Bassey was fidgeting now. He looked from one to the other. The woman looked at him and then, without moving her head, at her brother.
Again Bassey rose. Again he sat down. His shoulders slumped, and he slowly lowered his head and covered them with his hands.
He could hear a murmured exchange, concern in the woman’s voice, steel in the man’s. He began to tremble. He wished he were anywhere but here. Why had he come? Perhaps the Bishop had sensed something, perhaps a look, a word had betrayed him. The Bishop was right. He should leave this town, for his sanity’s sake. For this one had been in it, had grown up in it as he had, had seen some of the same sights, and now that he knew him, had changed the character of the town and the colour of his experiences in it, perhaps forever.
When he raised his head Doja was leaning against a solid mahogany table with sculpted figurines on them. His arms were at his sides. The woman was gone. Bassey stared at him helplessly. He found himself rising and walking to where the other was.
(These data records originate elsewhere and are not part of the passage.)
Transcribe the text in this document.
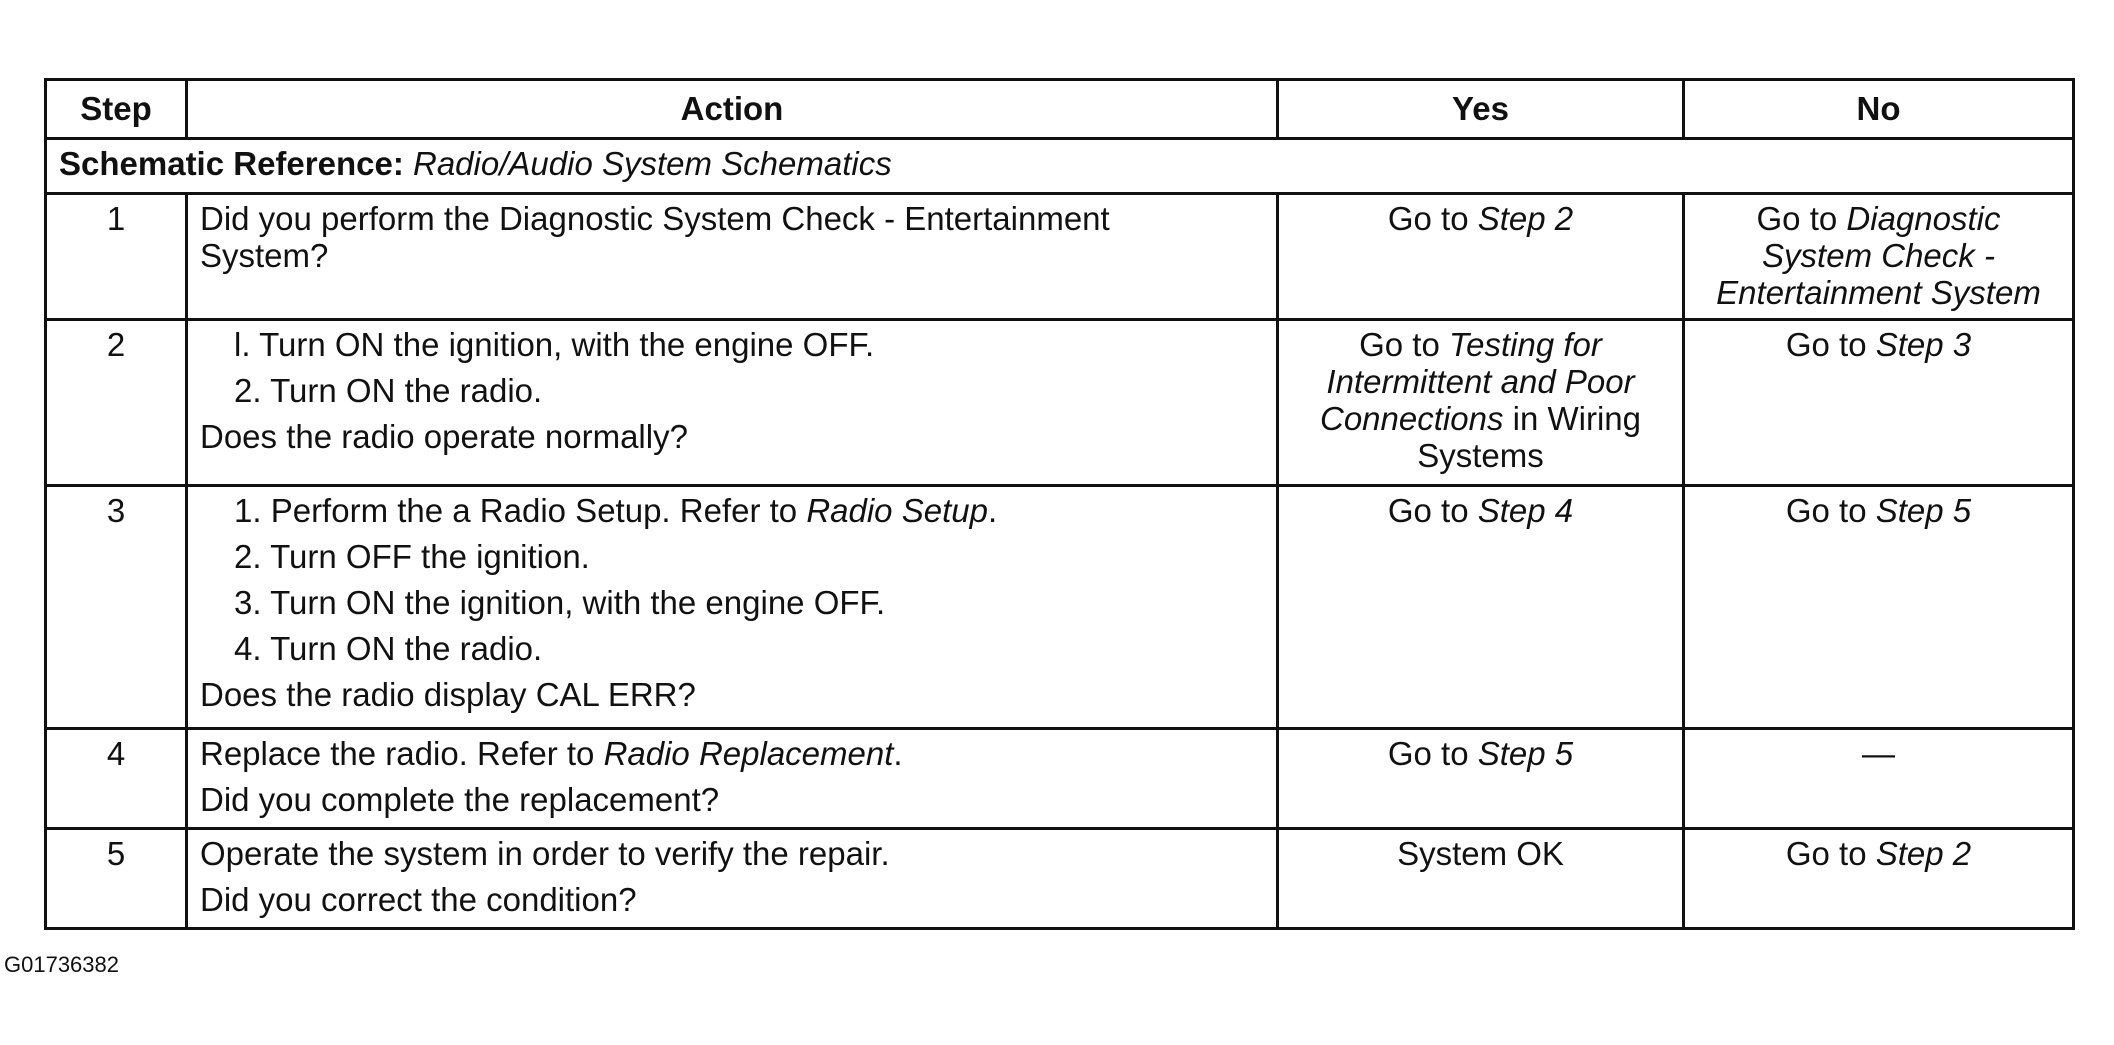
Step	Action	Yes	No
Schematic Reference: Radio/Audio System Schematics			
1	Did you perform the Diagnostic System Check - Entertainment System?	Go to Step 2	Go to Diagnostic System Check - Entertainment System
2	l. Turn ON the ignition, with the engine OFF.
2. Turn ON the radio.
Does the radio operate normally?	Go to Testing for Intermittent and Poor Connections in Wiring Systems	Go to Step 3
3	1. Perform the a Radio Setup. Refer to Radio Setup.
2. Turn OFF the ignition.
3. Turn ON the ignition, with the engine OFF.
4. Turn ON the radio.
Does the radio display CAL ERR?	Go to Step 4	Go to Step 5
4	Replace the radio. Refer to Radio Replacement.
Did you complete the replacement?	Go to Step 5	—
5	Operate the system in order to verify the repair.
Did you correct the condition?	System OK	Go to Step 2
G01736382
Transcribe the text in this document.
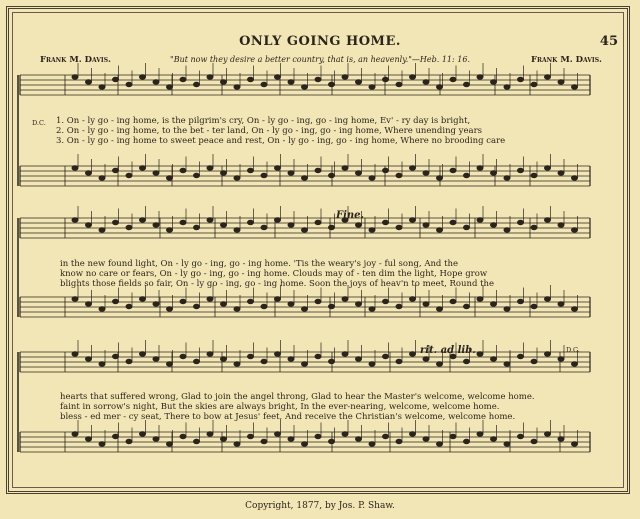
ONLY GOING HOME.	45
Frank M. Davis.	"But now they desire a better country, that is, an heavenly."—Heb. 11: 16.	Frank M. Davis.
D.C. 1. On - ly go - ing home, is the pilgrim's cry, On - ly go - ing, go - ing home, Ev' - ry day is bright,
2. On - ly go - ing home, to the bet - ter land, On - ly go - ing, go - ing home, Where unending years
3. On - ly go - ing home to sweet peace and rest, On - ly go - ing, go - ing home, Where no brooding care
Fine.
in the new found light, On - ly go - ing, go - ing home. 'Tis the weary's joy - ful song, And the
know no care or fears, On - ly go - ing, go - ing home. Clouds may of - ten dim the light, Hope grow
blights those fields so fair, On - ly go - ing, go - ing home. Soon the joys of heav'n to meet, Round the
rit. ad lib.	D.C.
hearts that suffered wrong, Glad to join the angel throng, Glad to hear the Master's welcome, welcome home.
faint in sorrow's night, But the skies are always bright, In the ever-nearing, welcome, welcome home.
bless - ed mer - cy seat, There to bow at Jesus' feet, And receive the Christian's welcome, welcome home.
Copyright, 1877, by Jos. P. Shaw.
He stood before him and all the pain and sorrow of his young life was made manifest in one inarticulate sound, and then he was sobbing hard.
He made little noise, as if, even in his grief, notions of correct behaviour lurked nearby, so that he did not wish to give offence by, say, disturbing someone’s nap.
Doja said nothing, made no move to comfort him.
Bassey’s wet eyes roamed the room listlessly, insisting on banal observations. The curtains, the rug, the hand-crafted stand by the window, the thriving indoor plants. It was on this last that his attention lingered. He walked to and bent over one. Amid a relative forest of stems and leaves a tiny plant was shyly emerging. Bassey thought it brave. He reached out a finger, almost touched it, then gently pulled back.
Somewhere in the house he could hear a clock ticking. And then it was drowned by the soft sound of music.
He thought he saw movement and whirled around. But Doja was still by the table. Had those eyes been on him all the while?
Bassey’s own eyes were on the ground. He watched his feet move, one in front of the other, until they had returned him to where the other waited.
Waiting. For what?
Bassey watched, astonished, as his own hands reached up, touched that face, touched and brought it near. With a sigh Bassey kissed those lips.
He pulled away and thought, I will have that. At least I have that. I should say goodbye.
“Don’t play with me,” he said instead. Don’t toy with me, he meant to say. “I have no intention of playing with you.”
“You know what I mean.” “I know what you mean.”
Bassey sighed deeply, as if everything had been said. “I have to go away. The Bishop. The Bishop says I have to go.”
Doja said nothing. But Bassey saw with amazement that he had taken his hand. He was holding it tightly.
“Come,” said the Beautiful Man. And he led, and Bassey followed, and they walked, hand in hand like children, until they were completely alone.